Toutes ces opérations sont réalisées depuis des centres de commandement et de communication dotés de moyens de calculs très puissants, capables d'effectuer des simulations, des corrections et des actualisations de trajectoire tout le long des parcours des missiles adversaires et des missiles intercepteurs, en temps réel bien entendu. (Dictionnaire de la dissuasion).

 

Un vif débat aux États-Unis... et en Europe

     Aux États-Unis, après 60 ans de controverses et plus de 150 milliards de dollars dépensés, le débat public sur la défense antimissile reste vif, mais il se fonde sur un consensus fort en faveur d'un système de protection contre les missiles balistiques, désormais bien éloigné des travaux initiaux. Loin d'un bouclier global, il s'agit pour les responsables politiques et militaires de protéger surtout des sites de défense opérationnels. Le débat s'y caractérise en outre par des réflexions de fond sur les ambitions que doit avoir le système global et voulu par tous les gouvernements successifs depuis la fin des années 1990, sur la place et le rôle des alliés des États-Unis ainsi que sur les coûts de production et de mise en place, et les performances techniques des systèmes retenus. 

     Pour Emmanuel DELORME, coordinateur du dissuer antimissile à la Délégation aux Affaires stratégiques, Bruno GRUSELLE, maitre de recherche au sein du pôle "prolifération-dissuasion" à la Fondation pour la recherche stratégique (FRS), et Guillaume SCLUMBERGER, chercheur associé à la FRS, tous les trois favorables à ces nouveaux systèmes d'armement, "le développement du programme américain dans la durée explique en grande partie le rôle de premier plan que la défense antimissile joue dans le panorama stratégique contemporain. Ces systèmes répondent à une menace, qu'elle soit réelle ou perçue par les autorités des États concernés ou les opinions publiques : le choix de la défense antimissile (en complément d'autres capacités) peut s'imposer comme une évidence aux responsables politiques ou militaires. Le cas d'Israël vient immédiatement à l'esprit en la matière." Les auteurs reconnaissent toutefois en filigramne que le début public se trouve souvent restreint aux sphères dirigeantes. "Paris, et plus largement en Europe, le public ignore que se joue au siège de l'OTAN à Bruxelles et ailleurs en Europe, une pièce qui pourrait avoir des conséquences technologiques et financières majeures. A Lisbonne, en novembre 2010 et près de 10 ans de négociations, les chefs d'État de l'OTAN ont décidé de doter l'Alliance d'un système capable de défendre l'Europe, ses territoires et ses populations contre les missiles balistiques et leurs charges, qu'elles soient nucléaires ou conventionnelles.
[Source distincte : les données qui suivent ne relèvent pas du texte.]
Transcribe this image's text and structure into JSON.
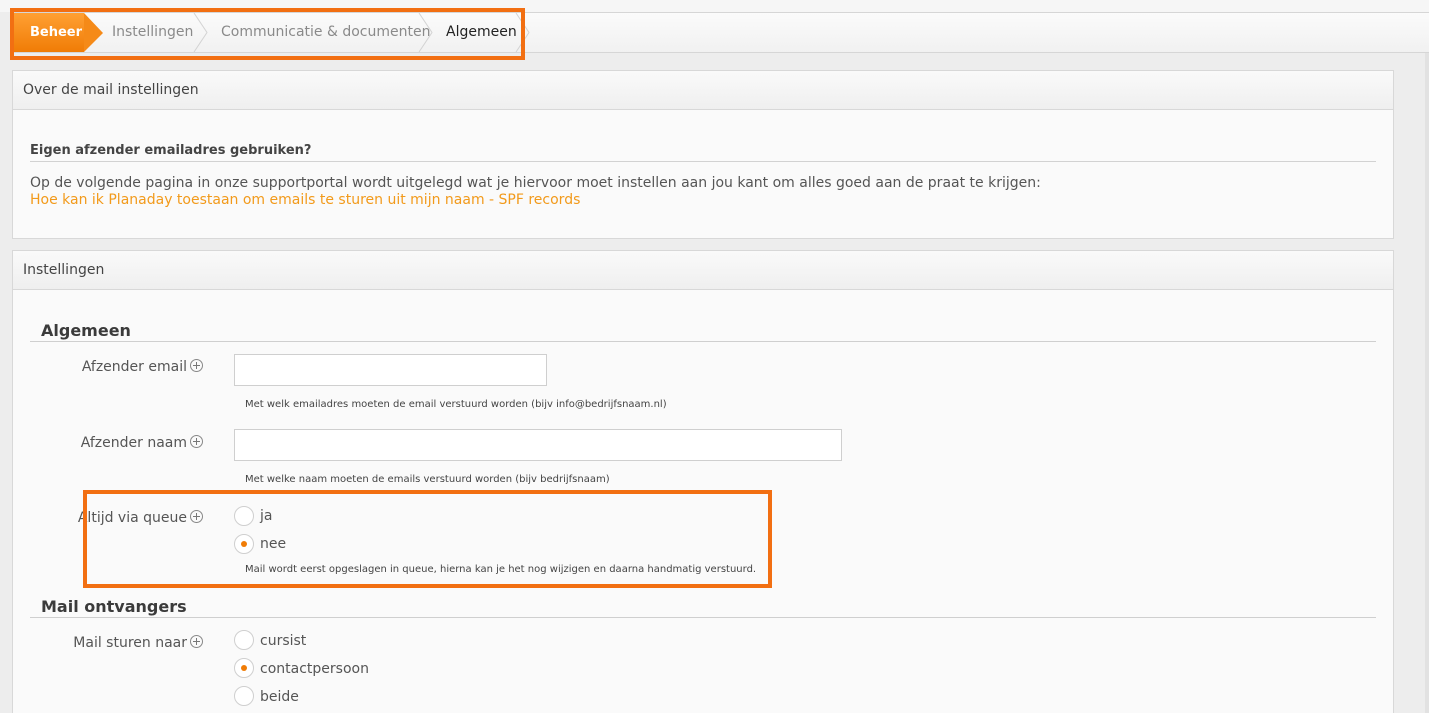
{
  "breadcrumb": {
    "items": [
      {
        "label": "Beheer"
      },
      {
        "label": "Instellingen"
      },
      {
        "label": "Communicatie & documenten"
      },
      {
        "label": "Algemeen"
      }
    ]
  },
  "mail_info_panel": {
    "title": "Over de mail instellingen",
    "question": "Eigen afzender emailadres gebruiken?",
    "description": "Op de volgende pagina in onze supportportal wordt uitgelegd wat je hiervoor moet instellen aan jou kant om alles goed aan de praat te krijgen:",
    "link_text": "Hoe kan ik Planaday toestaan om emails te sturen uit mijn naam - SPF records"
  },
  "settings_panel": {
    "title": "Instellingen",
    "general": {
      "title": "Algemeen",
      "sender_email": {
        "label": "Afzender email",
        "value": "",
        "hint": "Met welk emailadres moeten de email verstuurd worden (bijv info@bedrijfsnaam.nl)"
      },
      "sender_name": {
        "label": "Afzender naam",
        "value": "",
        "hint": "Met welke naam moeten de emails verstuurd worden (bijv bedrijfsnaam)"
      },
      "always_queue": {
        "label": "Altijd via queue",
        "options": [
          {
            "label": "ja",
            "selected": false
          },
          {
            "label": "nee",
            "selected": true
          }
        ],
        "hint": "Mail wordt eerst opgeslagen in queue, hierna kan je het nog wijzigen en daarna handmatig verstuurd."
      }
    },
    "recipients": {
      "title": "Mail ontvangers",
      "send_to": {
        "label": "Mail sturen naar",
        "options": [
          {
            "label": "cursist",
            "selected": false
          },
          {
            "label": "contactpersoon",
            "selected": true
          },
          {
            "label": "beide",
            "selected": false
          }
        ]
      }
    }
  },
  "colors": {
    "accent": "#f07c06",
    "link": "#f29a1b",
    "highlight": "#f26f12"
  }
}
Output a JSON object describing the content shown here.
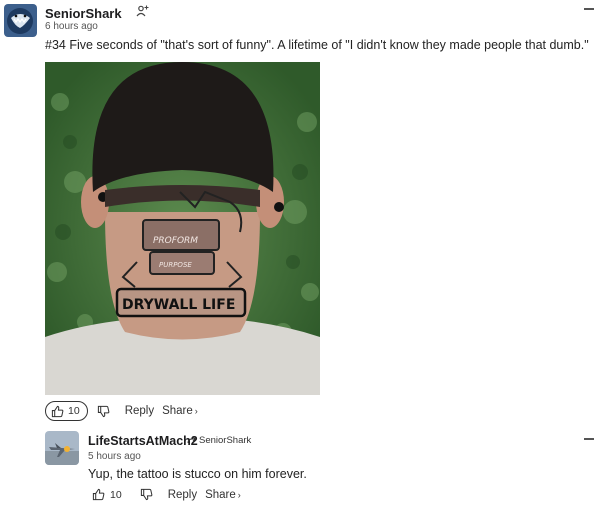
{
  "comment": {
    "author": "SeniorShark",
    "time": "6 hours ago",
    "text": "#34 Five seconds of \"that's sort of funny\". A lifetime of \"I didn't know they made people that dumb.\"",
    "image": {
      "tattoo_lines": [
        "PROFORM",
        "PURPOSE",
        "DRYWALL LIFE"
      ]
    },
    "likes": "10",
    "reply_label": "Reply",
    "share_label": "Share",
    "share_glyph": "›"
  },
  "reply": {
    "author": "LifeStartsAtMach2",
    "replying_to": "SeniorShark",
    "time": "5 hours ago",
    "text": "Yup, the tattoo is stucco on him forever.",
    "likes": "10",
    "reply_label": "Reply",
    "share_label": "Share",
    "share_glyph": "›"
  },
  "icons": {
    "follow": "add-user-icon",
    "menu": "menu-icon",
    "like": "thumbs-up-icon",
    "dislike": "thumbs-down-icon",
    "reply_arrow": "reply-arrow-icon"
  },
  "colors": {
    "accent": "#1d1d1f",
    "muted": "#555555",
    "divider": "#e0e0e0"
  }
}
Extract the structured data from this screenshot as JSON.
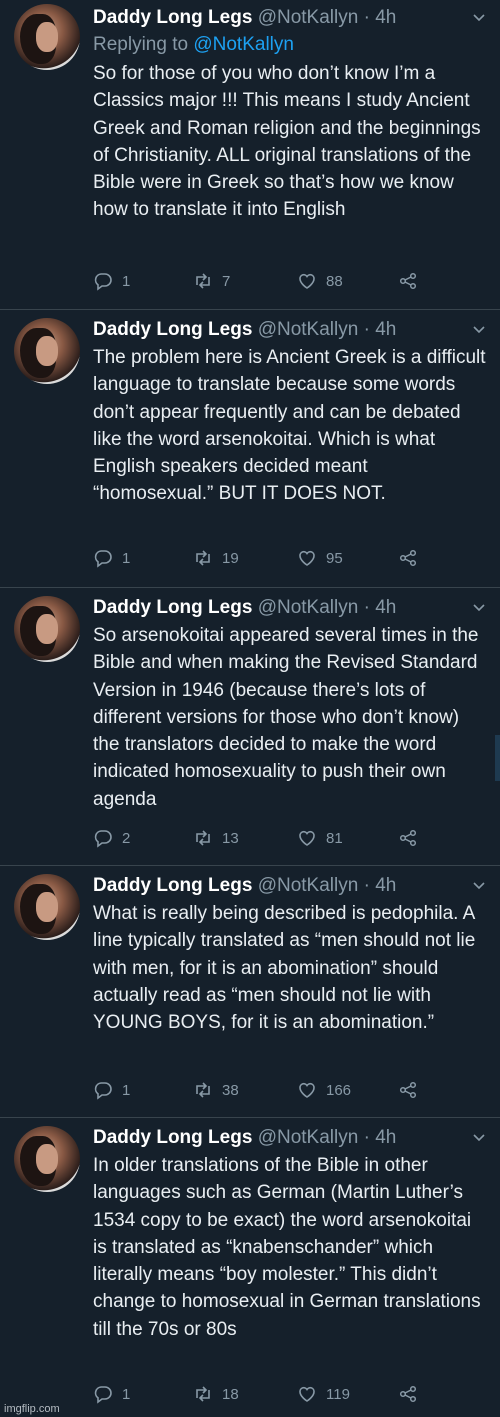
{
  "tweets": [
    {
      "name": "Daddy Long Legs",
      "handle": "@NotKallyn",
      "time": "4h",
      "reply_prefix": "Replying to",
      "reply_to": "@NotKallyn",
      "text": "So for those of you who don’t know I’m a Classics major !!! This means I study Ancient Greek and Roman religion and the beginnings of Christianity. ALL original translations of the Bible were in Greek so that’s how we know how to translate it into English",
      "replies": "1",
      "retweets": "7",
      "likes": "88"
    },
    {
      "name": "Daddy Long Legs",
      "handle": "@NotKallyn",
      "time": "4h",
      "text": "The problem here is Ancient Greek is a difficult language to translate because some words don’t appear frequently and can be debated like the word arsenokoitai. Which is what English speakers decided meant “homosexual.” BUT IT DOES NOT.",
      "replies": "1",
      "retweets": "19",
      "likes": "95"
    },
    {
      "name": "Daddy Long Legs",
      "handle": "@NotKallyn",
      "time": "4h",
      "text": "So arsenokoitai appeared several times in the Bible and when making the Revised Standard Version in 1946 (because there’s lots of different versions for those who don’t know) the translators decided to make the word indicated homosexuality to push their own agenda",
      "replies": "2",
      "retweets": "13",
      "likes": "81"
    },
    {
      "name": "Daddy Long Legs",
      "handle": "@NotKallyn",
      "time": "4h",
      "text": "What is really being described is pedophila. A line typically translated as “men should not lie with men, for it is an abomination” should actually read as “men should not lie with YOUNG BOYS, for it is an abomination.”",
      "replies": "1",
      "retweets": "38",
      "likes": "166"
    },
    {
      "name": "Daddy Long Legs",
      "handle": "@NotKallyn",
      "time": "4h",
      "text": "In older translations of the Bible in other languages such as German (Martin Luther’s 1534 copy to be exact) the word arsenokoitai is translated as “knabenschander” which literally means “boy molester.” This didn’t change to homosexual in German translations till the 70s or 80s",
      "replies": "1",
      "retweets": "18",
      "likes": "119"
    }
  ],
  "separator": "·",
  "watermark": "imgflip.com",
  "colors": {
    "background": "#15202b",
    "accent": "#1da1f2",
    "muted": "#8899a6"
  },
  "icons": [
    "avatar",
    "chevron-down-icon",
    "reply-icon",
    "retweet-icon",
    "like-icon",
    "share-icon"
  ]
}
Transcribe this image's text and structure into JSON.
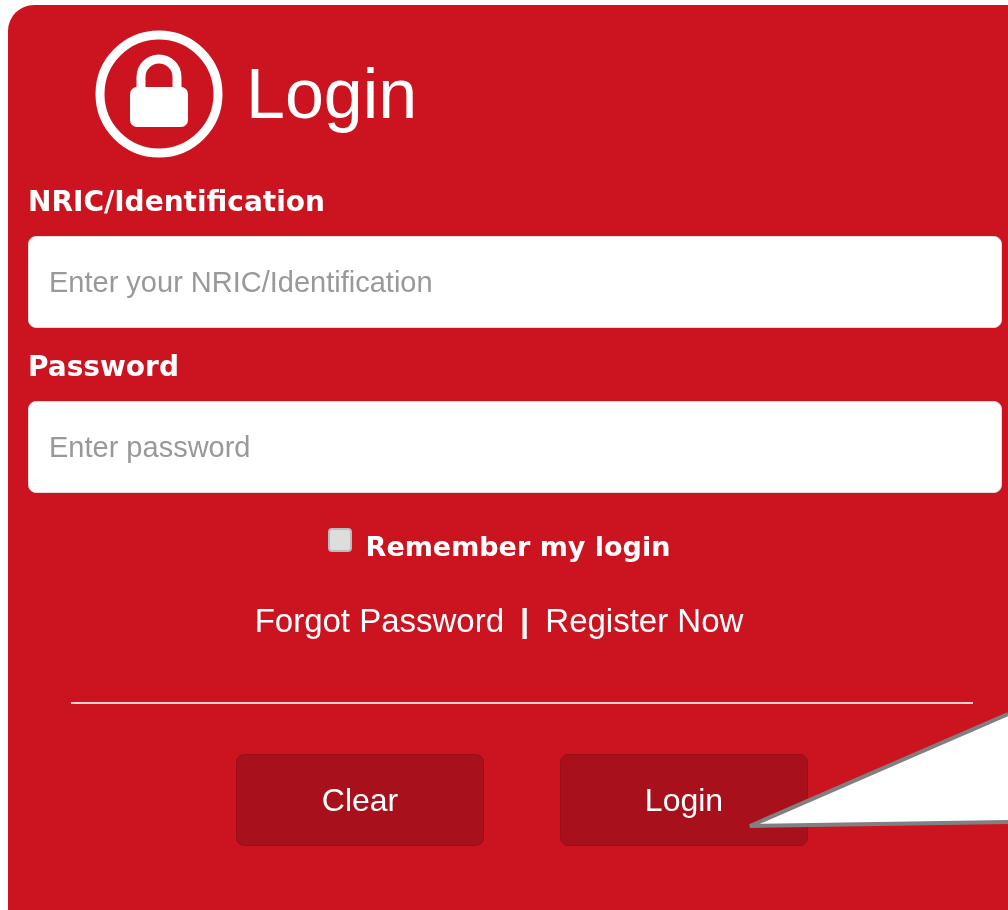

Cette décision doit beaucoup aux efforts iraniens, mis en lumière il y a quasiment dix ans (les auteurs écrivent en 2013), pour se doter de ce qui pourrait être la première arme nucléaire du Golfe Persique, associées à des missiles balistiques. Téhéran pourrait réussir là où son ancien ennemi irakien avait échoué dans les années 1980.

    Malgré cette perspective, atteindre un consensus au sein de l'Alliance s'est avéré d'autant plus difficile que les intérêts et les objectifs des différents pays européens divergent :

- Le débat a été ainsi particulièrement marqué par une confrontation ouverte entre la France, tenant l'arme nucléaire pour la garantie ultime de la sécurité des Alliés, et l'Allemagne qui militaire, lors du sommet de Lisbonne, pour la poursuite d'un désarmement nucléaire complet et en premier lieu pour une dénucléarisation de l'Europe. Si cet affrontement a été mis en sourdine, la question de la nature des réponses opérationnelles à apporter à la prolifération des armes de destruction massive et de leurs vecteurs devrait continuer à se poser.

- Certains pays se trouvent particulièrement exposés au risque balistique et peuvent en conséquence légitimement souhaiter voir émerger des solutions collectives pour s'en prémunir ; d'autres à avoir un rôle auprès des puissances plus importantes.

- D'autres enfin, comme ceux qui ont été membres du pacte de Varsovie, sont moins inquiets de ces menaces que de l'apparent désengagement américain de la zone européenne et d'une potentielle réaffirmation du rôle de la Russie.

     Moscou constitue d'ailleurs un acteur majeur de la défense antimissile et s'est doté depuis très longtemps de ses propres capacités. Les projets européens du gouvernement de G. W. Bush en matière de défense antimissile avait conduit à une rupture historique depuis la fin de l'Empire soviétique de la relation entre la Russie et l'OTAN." 

 

Un débat autant technique que financier...

   Le débat apparait parfois plus financier que technologique, entre les dépenses consenties par les pays européens et les exigences de prise en charge des États-Unis par eux. Les différents sommets de l'OTAN semblent tirer vers de plus en plus d'efforts financiers, comme celui de mai 2012, où des décisions de principe ont été prises, et notamment la mise en oeuvre opérationnelle d'une capacité intérimaire de défense antimissile en Europe et, dans une certaine mesure, celui de la stabilité stratégique de l'Alliance atlantique. 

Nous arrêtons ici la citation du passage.